Denunciano la Fondazione Padre Alberto Mileno “per aver violato ripetutamente le norme contrattuali” e chiedono un incontro al Prefetto di Chieti, Giacomo Barbato, chiamato in causa al fine di avviare le procedure di conciliazione per la risoluzione della crisi in atto. Cgil, Cisl e Uil tornano alla carica dopo l’assemblea straordinaria convocata venerdì scorso al termine della quale hanno dichiarato lo stato di agitazione per il taglio del 50% allo stipendio di gennaio  dei circa 300 dipendenti della struttura privata.

La Fondazione è titolare di un Centro di riabilitazione, una Casa di cura, un Centro Fisioterapico, strutture socio-sanitarie e offre programmi riabilitativi residenziali, semi-residenziali, ambulatoriali e domiciliari. Lo stato di agitazione interessa tutto il personale.

“Senza alcuna informazione preventiva e comunicazione l’amministrazione della Fondazione ha corrisposto lo stipendio relativo al mese di gennaio al 50%, richiamando alla memoria una situazione simile che i lavoratori hanno già vissuto in maniera drammatica negli anni 2014-2015, quando rimasero senza stipendio per quasi quattro mensilità consecutive”, ricordano Daniele Leone,  Antonio Del Casale, Camillo De Felice, Sergio Argentieri e Donato Tricase della Rsa che insieme ai segretari provinciali Giuseppe Rucci, Domenico Fecondo e Vincenzo Traniello hanno firmato la  nota indirizzata al Prefetto Barbato, al direttore generale della Asl, Thomas Schael e all’assessore regionale alla sanità, Nicoletta Veri,è tuttavia necessario evidenziare che la condizione attuale appare molto più complicata della precedente crisi economico-finanziaria del 214/2015, per cui all’orizzonte si prospetta uno stato di rischio oggettivamente grave e, per il momento, privo di soluzioni certe e sicure.
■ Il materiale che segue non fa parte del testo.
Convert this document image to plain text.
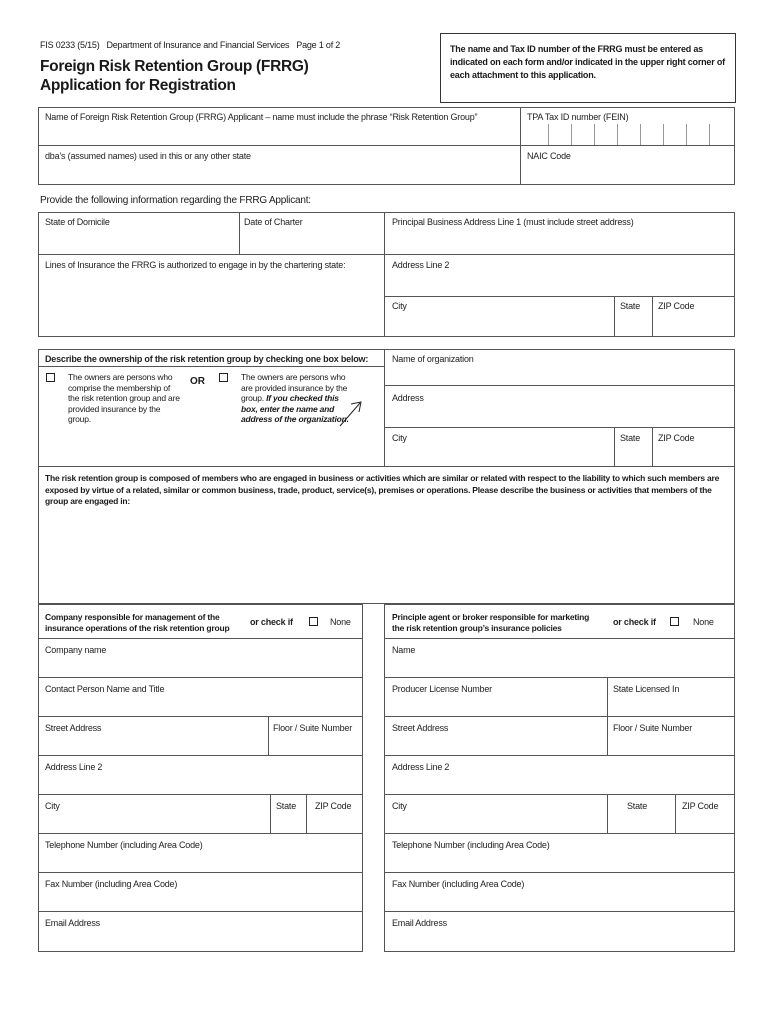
FIS 0233 (5/15) Department of Insurance and Financial Services Page 1 of 2
Foreign Risk Retention Group (FRRG)
Application for Registration
The name and Tax ID number of the FRRG must be entered as indicated on each form and/or indicated in the upper right corner of each attachment to this application.
Name of Foreign Risk Retention Group (FRRG) Applicant – name must include the phrase “Risk Retention Group”	TPA Tax ID number (FEIN)
dba’s (assumed names) used in this or any other state	NAIC Code
Provide the following information regarding the FRRG Applicant:
State of Domicile	Date of Charter	Principal Business Address Line 1 (must include street address)
Lines of Insurance the FRRG is authorized to engage in by the chartering state:	Address Line 2
City	State ZIP Code
Describe the ownership of the risk retention group by checking one box below:
The owners are persons who comprise the membership of the risk retention group and are provided insurance by the group.
OR	The owners are persons who are provided insurance by the group. If you checked this box, enter the name and address of the organization.
Name of organization
Address
City	State ZIP Code
The risk retention group is composed of members who are engaged in business or activities which are similar or related with respect to the liability to which such members are exposed by virtue of a related, similar or common business, trade, product, service(s), premises or operations. Please describe the business or activities that members of the group are engaged in:
Company responsible for management of the insurance operations of the risk retention group
or check if	None	Principle agent or broker responsible for marketing the risk retention group’s insurance policies
or check if	None
Company name
Contact Person Name and Title
Street Address	Floor / Suite Number
Address Line 2
City	State ZIP Code
Telephone Number (including Area Code)
Fax Number (including Area Code)
Email Address
Name
Producer License Number	State Licensed In
Street Address	Floor / Suite Number
Address Line 2
City	State	ZIP Code
Telephone Number (including Area Code)
Fax Number (including Area Code)
Email Address
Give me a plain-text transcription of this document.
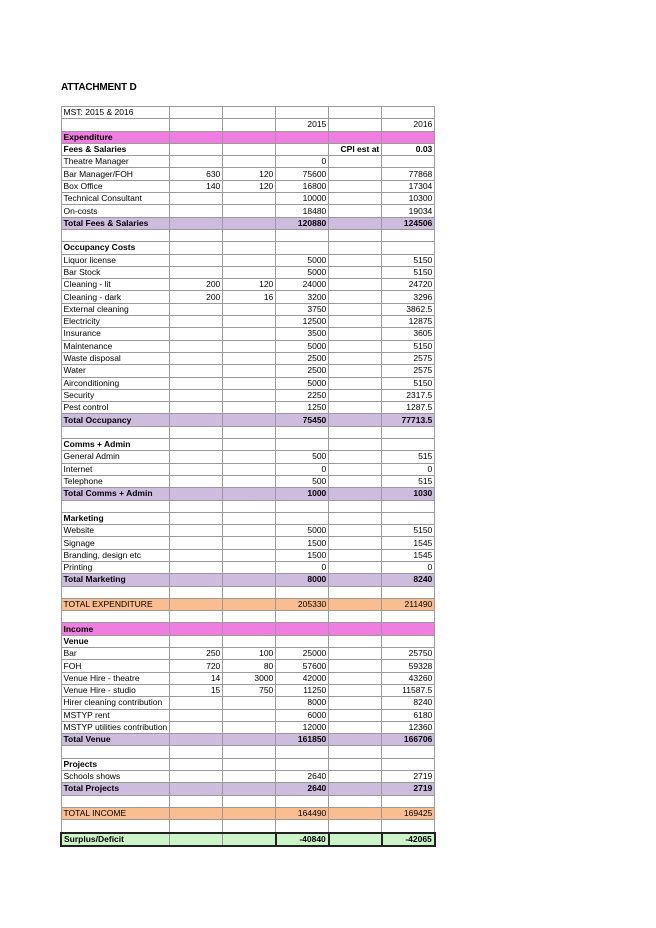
ATTACHMENT D
MST: 2015 & 2016					
			2015		2016
Expenditure					
Fees & Salaries				CPI est at	0.03
Theatre Manager			0		
Bar Manager/FOH	630	120	75600		77868
Box Office	140	120	16800		17304
Technical Consultant			10000		10300
On-costs			18480		19034
Total Fees & Salaries			120880		124506

Occupancy Costs					
Liquor license			5000		5150
Bar Stock			5000		5150
Cleaning - lit	200	120	24000		24720
Cleaning - dark	200	16	3200		3296
External cleaning			3750		3862.5
Electricity			12500		12875
Insurance			3500		3605
Maintenance			5000		5150
Waste disposal			2500		2575
Water			2500		2575
Airconditioning			5000		5150
Security			2250		2317.5
Pest control			1250		1287.5
Total Occupancy			75450		77713.5

Comms + Admin					
General Admin			500		515
Internet			0		0
Telephone			500		515
Total Comms + Admin			1000		1030

Marketing					
Website			5000		5150
Signage			1500		1545
Branding, design etc			1500		1545
Printing			0		0
Total Marketing			8000		8240

TOTAL EXPENDITURE			205330		211490

Income					
Venue					
Bar	250	100	25000		25750
FOH	720	80	57600		59328
Venue Hire - theatre	14	3000	42000		43260
Venue Hire - studio	15	750	11250		11587.5
Hirer cleaning contribution			8000		8240
MSTYP rent			6000		6180
MSTYP utilities contribution			12000		12360
Total Venue			161850		166706

Projects					
Schools shows			2640		2719
Total Projects			2640		2719

TOTAL INCOME			164490		169425

Surplus/Deficit			-40840		-42065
Questa pesante problematica”, proseguono i sindacalisti, “va ad aggiungersi ad altre problematiche che attengono al corretto svolgimento delle attività quotidiane di assistenza al malato da parte degli operatori, relativamente a carichi di lavoro, dotazioni organiche di personale ai minimi  e che non tengono nella debita considerazione la diversità del bisogno e delle diverse patologie dei pazienti/utenti. Riteniamo che i terapisti svolgono un numero maggiore di trattamenti settimanali”.

I rappresentanti di Cgil, Cisl  e Uil chiedono un incontro al Prefetto.